Sixty five young women from Ireland, Britain, the US, Canada, Australia and New Zealand, continental Europe and the Middle East gathered at Malahide Castle, Dublin, for the photocall, kicking off an arduous week-long schedule which culminates in a two-night televised endurance test next Monday and Tuesday in Tralee's Festival Dome.
Lower ratings last year suggested the show might be losing some of its unique allure but, more than 20 years since Father Ted parodied the peculiarities of Irish "lovely girls" contests, the Rose of Tralee has proved its remarkable resilience in the face of changing times and mores.

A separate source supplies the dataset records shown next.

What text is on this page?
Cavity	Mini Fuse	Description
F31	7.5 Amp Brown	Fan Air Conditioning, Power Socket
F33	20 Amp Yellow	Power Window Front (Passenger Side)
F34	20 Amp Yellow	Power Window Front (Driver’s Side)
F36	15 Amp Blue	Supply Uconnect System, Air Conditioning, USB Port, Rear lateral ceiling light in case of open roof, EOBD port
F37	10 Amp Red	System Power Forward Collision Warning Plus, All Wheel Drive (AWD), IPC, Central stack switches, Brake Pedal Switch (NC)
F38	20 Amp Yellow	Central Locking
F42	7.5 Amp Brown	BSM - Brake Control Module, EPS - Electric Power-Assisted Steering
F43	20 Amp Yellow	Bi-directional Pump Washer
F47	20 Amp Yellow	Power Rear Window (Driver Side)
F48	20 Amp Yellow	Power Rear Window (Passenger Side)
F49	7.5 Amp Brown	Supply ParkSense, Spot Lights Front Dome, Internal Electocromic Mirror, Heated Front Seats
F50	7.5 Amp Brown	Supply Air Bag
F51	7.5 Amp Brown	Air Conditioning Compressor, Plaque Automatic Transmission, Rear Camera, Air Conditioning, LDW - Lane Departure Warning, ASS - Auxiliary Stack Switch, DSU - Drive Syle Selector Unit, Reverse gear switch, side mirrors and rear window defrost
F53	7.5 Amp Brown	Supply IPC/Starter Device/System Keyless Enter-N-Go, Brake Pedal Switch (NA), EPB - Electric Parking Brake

Ó Sé, presenting his eighth contest, said he had been working closely with all the Roses for the last three days. “By the time they get on stage, you know them very well,” he said. “They will see me as a familiar face.” He also hinted that he might have offered a few dos and don’ts of stagecraft to the Roses. “Some people want it all to be craic, and some want it all heavy stuff. One or two would be trying out a few jokes. I’d tell them to do what comes naturally.”
As for his own performance: “Things will come out of my mouth. But what they are, I don’t know.”
‘Brutal’
RTÉ was criticised last year for staging a "brutal" on-camera cull of half of the original pool of contestants in order to gin up its fly-on-the-wall coverage, which won't happen again this year. However, the 65 hopefuls will still be cut back to 32 for the TV show, with the first 16 to make the cut announced at a new "Celebration of Roses" event at the Dome in Tralee on Thursday, and the second batch revealed at a private breakfast on Saturday morning, which will be attended by all 64 Roses (including the unfortunates who got the chop on Thursday night).
Around 200 men aged between 21 and 30 applied to become Rose escorts at this year's festival. One of the successful applicants is 22-year-old Jackie Healy-Rae Jnr, son of poll-topping Kerry TD Michael Healy-Rae. "Jackie was one of 120 called for interview, then we drilled it down to 70 who went through an endurance boot camp," said the festival's communications manager John Drummey. "He came through it all. He's a perfect gentleman."
The current bookies' favourites are Sydney Rose Aisling Walsh and the Dublin Rose Maria Coughlan. This year's San Francisco Rose, Amanda Donohoe, is the sister and cousin of two of the young people who died two years ago in the Berkeley balcony tragedy.
Following their unveiling in Malahide, the Roses travelled to Kerry, where their first official social engagement of an arduous week was the evening’s greyhound races in Tralee.